For all of you valuation wizards, I apologize as I know this is all review and below your pay grade. Even though the normalized earnings yield is a very simple calculation, I believe it’s an underutilized measurement of value and potential return. When was the last time you saw a normalized earnings yield in a presentation or portfolio fact sheet? Historical returns are much more popular, but in my opinion, less valuable and informative. For example, when investors view the small cap options in their 401k plans, what do they see? Currently they see most of their small cap choices have generated approximately 15% annualized returns over the past five years. 15% a year? That will work – sign me up!!!

Instead of focusing on past performance, what if the portfolio’s current normalized earnings yield was also included? This would be very helpful, in my opinion. Let’s assume that one of the 401k investment options in the example above was a typical small cap fund or the Russell 2000. According to Bloomberg, the Russell 2000 trades at 49x earnings (unadjusted). What if instead of showing an investor that the fund generated 15% a year for the past five years, they were also informed that the fund’s holdings were only generating an uncertain 2% earnings yield? I believe including the earnings yield would raise some important questions. For instance, what is a better indicator of future returns, the portfolio’s current 2% earnings yield or the past five years of 15% annualized performance? Or maybe an even more relevant question is how does an equity portfolio generating a 2% earnings yield provide investors with a 15% annualized returns going forward?

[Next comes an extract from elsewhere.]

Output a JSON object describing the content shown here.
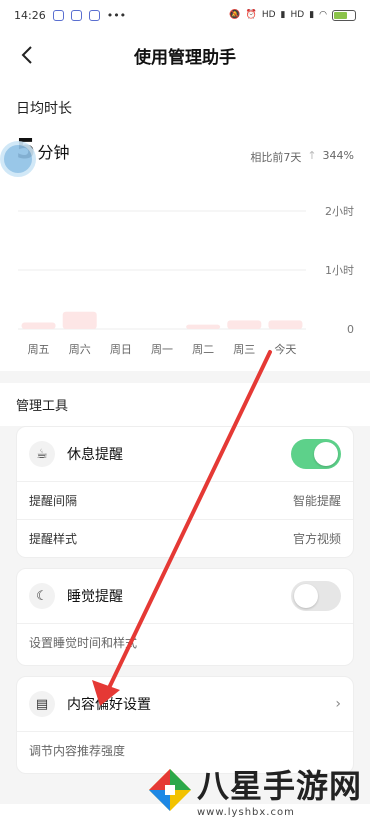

My current buy list is trading at 30x earnings and provides a meager 3.3% earnings yield. I don’t have an aggregate normalized earnings estimate on my 300 name buy list, but I believe profit margins (on average) remain above historical levels. Therefore, normalizing earnings of my buy list stocks would most likely cause the aggregate earnings multiple to increase and its earnings yield to decrease. The Shiller P/E is currently 28.1x, or provides a 3.6% normalized earnings yield. Since 1980, the Shiller earnings yield has ranged from 2.3% to 15%. Investors who bought when the earnings yield was high did considerably better than investors who bought when it was low. Buying stocks when normalized earnings yields are high, is simply another version of buy low sell high, or common sense investing.

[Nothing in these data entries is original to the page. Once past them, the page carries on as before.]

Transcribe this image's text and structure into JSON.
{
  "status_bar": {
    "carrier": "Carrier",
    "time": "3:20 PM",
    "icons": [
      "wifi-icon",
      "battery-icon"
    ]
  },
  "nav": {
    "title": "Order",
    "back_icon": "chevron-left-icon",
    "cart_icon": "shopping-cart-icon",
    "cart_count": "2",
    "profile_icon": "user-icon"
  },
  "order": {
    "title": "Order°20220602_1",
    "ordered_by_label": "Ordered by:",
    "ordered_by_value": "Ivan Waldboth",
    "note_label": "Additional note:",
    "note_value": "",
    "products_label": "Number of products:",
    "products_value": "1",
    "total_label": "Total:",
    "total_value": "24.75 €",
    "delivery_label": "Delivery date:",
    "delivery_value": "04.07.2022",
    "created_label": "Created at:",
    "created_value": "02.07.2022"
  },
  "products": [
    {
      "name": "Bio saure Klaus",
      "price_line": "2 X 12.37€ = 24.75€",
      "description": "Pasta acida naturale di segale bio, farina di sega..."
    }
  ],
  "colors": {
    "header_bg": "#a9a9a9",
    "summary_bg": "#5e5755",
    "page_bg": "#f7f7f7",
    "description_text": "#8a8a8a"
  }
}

And that’s one of the things I like so much about the normalized earnings yield. It’s an easy to understand valuation metric that is founded on common sense. Does receiving an uncertain 3% coupon on equity investments appropriately compensate investors for risk assumed? This is an especially relevant question when the 30-year Treasury is also yielding 3%. Or when the long-term bonds (higher up on the capital structure) of many of these companies are yielding 3%-6%.

The normalized earnings yield is a very simple, but effective valuation metric. In my opinion, providing or knowing a portfolio’s normalized earnings yield would benefit asset allocation decisions that have historically been heavily influenced by past performance. If the normalized earnings yield was included alongside past performance, I believe some investors may think twice about allocating their retirement savings into such low yielding risk assets. And at current equity prices and valuations, maybe a splash of reluctance and prudence wouldn’t be such a bad thing.